Wearable Gardens
A Platform2 Participatory Performance, 2011
Arnold Arboretum, Boston, MA
Participants spread around the maple grove, picking out seeds that looked mature, dried, and worn. Around the seeds, participants packed dirt, moss, and leaves to protect them during the next 3-5 months, during which time they would travel north to where, as climate change continues to transform the temperatures and precipitation levels across the globe, the Sugar Maple will be more likely to survive.
Participants addressed the design challenge of making a wearable pocket that could travel on a human body, could keep the seeds moist and cool, and have some level of friction through its movement in order to keep the seeds alive. The creations varied: seed bearing scarves, an armpit band, a garter belt, a jacket sleeve and a pocket-on-a-stick. The items were decorated with embroidery, with lace, with yarn and with instructions. A map was attached to each Wearable Garden to aid in sending the seeds on their way north. The map included information on the various viable territories for the maple seed and how they may change between now and the year 2100, along with information on how to care for the seeds. It included 3 different highway routes up the East Coast, each ending in a different region in Canada projected to have the most conducive climate to Sugar Maples 100 years from now.
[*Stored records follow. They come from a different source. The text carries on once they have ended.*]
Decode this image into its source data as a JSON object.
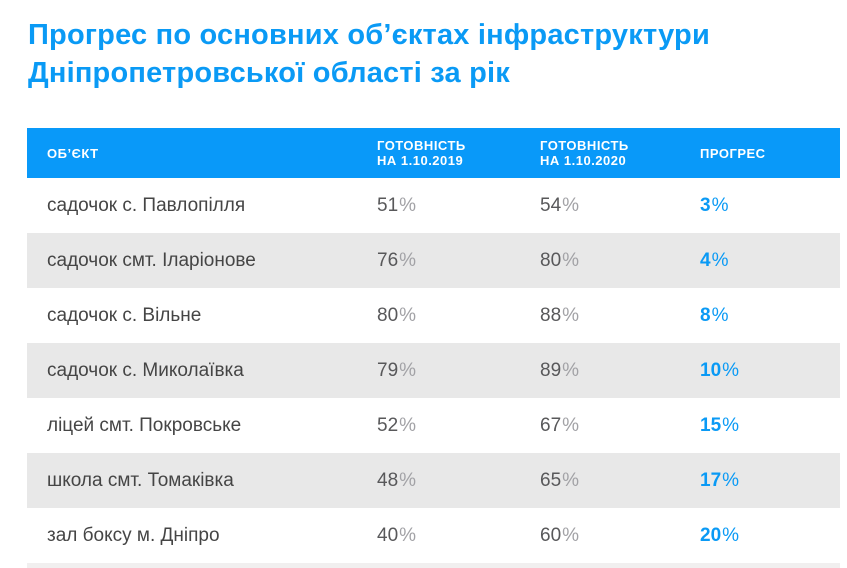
{
  "colors": {
    "accent_blue": "#0a9af5",
    "header_bg": "#0999f9",
    "row_alt": "#e8e8e8",
    "name_text": "#454545",
    "num_text": "#58585a",
    "pct_muted": "#a2a2a6"
  },
  "title": {
    "line1": "Прогрес по основних об’єктах інфраструктури",
    "line2": "Дніпропетровської області за рік"
  },
  "table": {
    "percent": "%",
    "header": {
      "object": "ОБ’ЄКТ",
      "ready2019_l1": "ГОТОВНІСТЬ",
      "ready2019_l2": "НА 1.10.2019",
      "ready2020_l1": "ГОТОВНІСТЬ",
      "ready2020_l2": "НА 1.10.2020",
      "progress": "ПРОГРЕС"
    },
    "rows": [
      {
        "object": "садочок с. Павлопілля",
        "y2019": "51",
        "y2020": "54",
        "progress": "3"
      },
      {
        "object": "садочок смт. Іларіонове",
        "y2019": "76",
        "y2020": "80",
        "progress": "4"
      },
      {
        "object": "садочок с. Вільне",
        "y2019": "80",
        "y2020": "88",
        "progress": "8"
      },
      {
        "object": "садочок с. Миколаївка",
        "y2019": "79",
        "y2020": "89",
        "progress": "10"
      },
      {
        "object": "ліцей смт. Покровське",
        "y2019": "52",
        "y2020": "67",
        "progress": "15"
      },
      {
        "object": "школа смт. Томаківка",
        "y2019": "48",
        "y2020": "65",
        "progress": "17"
      },
      {
        "object": "зал боксу м. Дніпро",
        "y2019": "40",
        "y2020": "60",
        "progress": "20"
      }
    ]
  },
  "chart_data": {
    "type": "table",
    "title": "Прогрес по основних об’єктах інфраструктури Дніпропетровської області за рік",
    "columns": [
      "ОБ’ЄКТ",
      "ГОТОВНІСТЬ НА 1.10.2019",
      "ГОТОВНІСТЬ НА 1.10.2020",
      "ПРОГРЕС"
    ],
    "rows": [
      {
        "object": "садочок с. Павлопілля",
        "readiness_2019_pct": 51,
        "readiness_2020_pct": 54,
        "progress_pct": 3
      },
      {
        "object": "садочок смт. Іларіонове",
        "readiness_2019_pct": 76,
        "readiness_2020_pct": 80,
        "progress_pct": 4
      },
      {
        "object": "садочок с. Вільне",
        "readiness_2019_pct": 80,
        "readiness_2020_pct": 88,
        "progress_pct": 8
      },
      {
        "object": "садочок с. Миколаївка",
        "readiness_2019_pct": 79,
        "readiness_2020_pct": 89,
        "progress_pct": 10
      },
      {
        "object": "ліцей смт. Покровське",
        "readiness_2019_pct": 52,
        "readiness_2020_pct": 67,
        "progress_pct": 15
      },
      {
        "object": "школа смт. Томаківка",
        "readiness_2019_pct": 48,
        "readiness_2020_pct": 65,
        "progress_pct": 17
      },
      {
        "object": "зал боксу м. Дніпро",
        "readiness_2019_pct": 40,
        "readiness_2020_pct": 60,
        "progress_pct": 20
      }
    ],
    "legend_position": "none",
    "notes": "Blue header row; body rows alternate white / light-gray; progress column values bold blue"
  }
}
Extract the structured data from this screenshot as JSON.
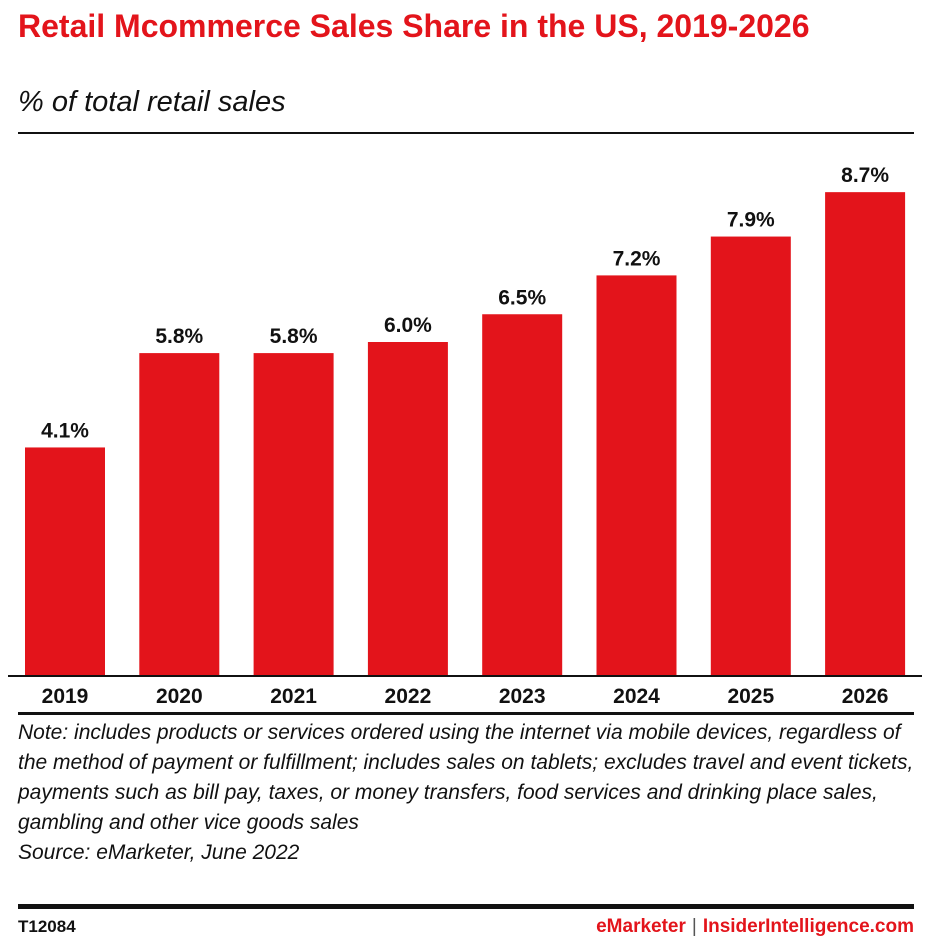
{
  "chart_data": {
    "type": "bar",
    "title": "Retail Mcommerce Sales Share in the US, 2019-2026",
    "subtitle": "% of total retail sales",
    "categories": [
      "2019",
      "2020",
      "2021",
      "2022",
      "2023",
      "2024",
      "2025",
      "2026"
    ],
    "values": [
      4.1,
      5.8,
      5.8,
      6.0,
      6.5,
      7.2,
      7.9,
      8.7
    ],
    "labels": [
      "4.1%",
      "5.8%",
      "5.8%",
      "6.0%",
      "6.5%",
      "7.2%",
      "7.9%",
      "8.7%"
    ],
    "xlabel": "",
    "ylabel": "",
    "ylim": [
      0,
      9.5
    ],
    "grid": false,
    "bar_color": "#e3141b"
  },
  "note": "Note: includes products or services ordered using the internet via mobile devices, regardless of the method of payment or fulfillment; includes sales on tablets; excludes travel and event tickets, payments such as bill pay, taxes, or money transfers, food services and drinking place sales, gambling and other vice goods sales",
  "source": "Source: eMarketer, June 2022",
  "footer": {
    "id": "T12084",
    "brand1": "eMarketer",
    "separator": "|",
    "brand2": "InsiderIntelligence.com"
  }
}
The wearable gardens could be transported by their creators, or left for others to pick up and bring on the next leg of the journey. Each participant had ideas in mind of where they would leave their gardens. One participant was on his way to Maine that very weekend and intended to leave it at a maple-sugaring shack. Another was headed to Vermont. Yet another had plans to visit a CSA farm, also in Maine, and planned to leave her creations there. Regardless of their destination, these gardens served both as earnest attempts to assist in this plant’s migration and potential for survival, as well as conversation instigators about the tangible changes to an iconic member of the New England landscape due to the human impact on the environment.